Online shipping can get more complicated when your store is selling either heavy products or bulky products.
Shipping providers are competing for your business, trying to put together attractive services that meet expectations for fast and low cost delivery. Many of these services focus on the most profitable segments – the high volume standard parcel sizes. So if you have some non-standard products, you need to use a different shipping provider.
Perhaps you sell a combination of products – some standard size/weight products, but some products that don’t fit the requirements. So what do you do? You might decide to them into the too hard basket and not sell these products at all. Or you put together a shipping plan that allows your customers to get real-time online quotes for shipping costs for all your products, standard, bulky or heavy.
Weight vs Volumetric Weight (or Dimensional Weight)
Weight limits are often applied to keep things simple for the freight provider. And because bulky products can take up lots of space compared to their weight, they are often costed based on their ‘volumetric weight’ or ‘dimensional weight’. Consider shipping popcorn – if you are shipping the kernels, you would get charged by weight. It might not take up that much space, but the van/truck can only carry so much weight. If you were shipping the popped corn (very light, but takes up a lot of space), the carton of popped corn takes up space in the van/truck so you get charged by the volume it uses.
Weight Restrictions
Heavy products that are 20kg or more can face restrictions from shipping providers. For example, USPS restrict domestic parcels to 70lbs. Australia Post have a maximum parcel size of 22kg for domestic parcels or 20kg for international parcels.

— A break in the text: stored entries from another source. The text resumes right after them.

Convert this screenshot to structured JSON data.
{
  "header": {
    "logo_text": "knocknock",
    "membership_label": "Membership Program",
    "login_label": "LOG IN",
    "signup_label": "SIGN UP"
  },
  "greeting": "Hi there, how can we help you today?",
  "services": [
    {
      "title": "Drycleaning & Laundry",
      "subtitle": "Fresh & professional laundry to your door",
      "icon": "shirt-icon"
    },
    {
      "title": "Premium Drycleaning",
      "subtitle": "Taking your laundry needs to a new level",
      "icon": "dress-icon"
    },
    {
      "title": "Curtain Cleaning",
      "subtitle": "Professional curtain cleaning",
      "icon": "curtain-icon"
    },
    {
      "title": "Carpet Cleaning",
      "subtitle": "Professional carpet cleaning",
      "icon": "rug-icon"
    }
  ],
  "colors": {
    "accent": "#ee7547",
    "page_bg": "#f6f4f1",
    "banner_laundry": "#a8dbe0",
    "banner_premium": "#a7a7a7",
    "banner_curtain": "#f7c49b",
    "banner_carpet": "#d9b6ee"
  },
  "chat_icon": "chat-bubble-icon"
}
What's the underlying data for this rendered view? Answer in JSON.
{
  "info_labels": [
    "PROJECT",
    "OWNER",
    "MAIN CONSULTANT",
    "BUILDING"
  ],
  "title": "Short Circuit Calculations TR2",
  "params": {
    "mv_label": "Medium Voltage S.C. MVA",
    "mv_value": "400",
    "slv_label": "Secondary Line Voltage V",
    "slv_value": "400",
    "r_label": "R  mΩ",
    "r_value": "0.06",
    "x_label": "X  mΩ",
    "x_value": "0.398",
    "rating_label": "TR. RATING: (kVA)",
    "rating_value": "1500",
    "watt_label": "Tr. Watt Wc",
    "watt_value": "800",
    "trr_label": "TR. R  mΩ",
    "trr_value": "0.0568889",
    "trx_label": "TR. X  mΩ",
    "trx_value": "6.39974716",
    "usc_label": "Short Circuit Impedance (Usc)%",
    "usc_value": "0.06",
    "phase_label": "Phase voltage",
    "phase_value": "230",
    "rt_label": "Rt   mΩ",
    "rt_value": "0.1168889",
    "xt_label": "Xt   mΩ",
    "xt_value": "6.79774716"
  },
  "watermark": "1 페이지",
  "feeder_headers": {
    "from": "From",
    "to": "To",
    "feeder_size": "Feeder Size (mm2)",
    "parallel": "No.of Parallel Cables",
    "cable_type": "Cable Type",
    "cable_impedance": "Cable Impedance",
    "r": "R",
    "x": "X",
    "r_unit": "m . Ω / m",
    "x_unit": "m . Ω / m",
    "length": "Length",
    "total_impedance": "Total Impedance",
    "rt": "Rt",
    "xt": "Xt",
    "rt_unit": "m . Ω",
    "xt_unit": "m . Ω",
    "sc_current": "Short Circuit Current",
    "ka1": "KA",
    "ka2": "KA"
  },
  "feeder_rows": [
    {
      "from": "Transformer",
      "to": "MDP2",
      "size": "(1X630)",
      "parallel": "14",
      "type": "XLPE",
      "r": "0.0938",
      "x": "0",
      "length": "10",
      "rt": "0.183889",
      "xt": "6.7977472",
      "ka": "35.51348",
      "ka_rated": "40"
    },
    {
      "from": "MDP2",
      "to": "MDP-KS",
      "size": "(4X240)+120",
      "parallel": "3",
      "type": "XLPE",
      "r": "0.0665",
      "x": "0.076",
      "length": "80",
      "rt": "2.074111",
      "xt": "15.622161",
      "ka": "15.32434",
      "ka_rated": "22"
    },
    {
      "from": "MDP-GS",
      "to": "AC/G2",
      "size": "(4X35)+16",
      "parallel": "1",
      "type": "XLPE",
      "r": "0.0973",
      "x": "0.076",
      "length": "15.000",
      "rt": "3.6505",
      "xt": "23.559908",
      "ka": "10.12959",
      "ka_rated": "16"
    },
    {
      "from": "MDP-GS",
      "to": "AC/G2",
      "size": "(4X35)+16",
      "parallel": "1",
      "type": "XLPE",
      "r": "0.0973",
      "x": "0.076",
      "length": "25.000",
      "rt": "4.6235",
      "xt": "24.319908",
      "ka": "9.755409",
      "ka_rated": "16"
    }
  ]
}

Planning your Shipping Approach
To come up with a plan for all of your products, you need to consider:
- shipping quotes (giving your customers a quote for shipping as they add items to the cart)
- order fulfilment (processing an order once it is received)
When you are looking at third party shipping providers, check what level of integration is provided for WooCommerce. Shipping providers might provide you with a custom rate card, or they might publish standard pricing that you can reference. That helps you understand what you will be charged, but you still need to be able to set up WooCommerce to provide real time shipping quotes. Some shipping providers offer integration that provides real time quotes based on the weights and dimensions of products in your cart. If they don’t, you’ll need to set up your rate card in WooCommerce to match.
But what if your high-volume shipping provider does provide real time integration of rates, but doesn’t support heavy or bulky products?
Use Virtual Products and include shipping costs in the price
Virtual products can be configured with a price that includes shipping. They are then ignored for real time shipping quotes.
Using Shipping Classes for Large or Bulky Products
To define rules that only apply to certain products, you need to create Shipping Classes. For example, you might have classes for:
- Van
- One Tonne Ute
- Truck
- Truck With Extra Person
Once you have set up Shipping Classes, you can use the Table Rate Shipping plugin to set up rules for the classes. Once products get this large, handling several products at once can often be managed by simply charging the delivery fee for the largest products. So if a cart contains Standard products as well as products that need a One Tonne Ute, you would set up rules so that as soon as the largest product is found in the cart, calculations stop. That is because the smaller products will likely fit in the larger delivery.
Combine Shipping Provider Quotations with Table Rate Shipping
Using a shipping provider plugin such as the Australia Post plugin will automatically calculate Australia Post shipping rates for all products that have a weight and dimensions recorded for them. If you leave off the dimensions Australia Post will ignore them.
You can use this behaviour to combine Australia Post rates for standard size products with larger products by setting up larger products with a weight, no dimensions and a shipping class. Use the Table Rate Shipping plugin to set up rates for the shipping classes you need to use – these can calculate the costs for the larger products based solely on weight.
Note you may need to have some custom Javascript rules written for your store to manage this kind of integration and only return a single rate for both Australia Post and Table Rate shipping costs.
Summary
Overall, there are challenges to be faced when managing the costs of shipping for large or bulky products.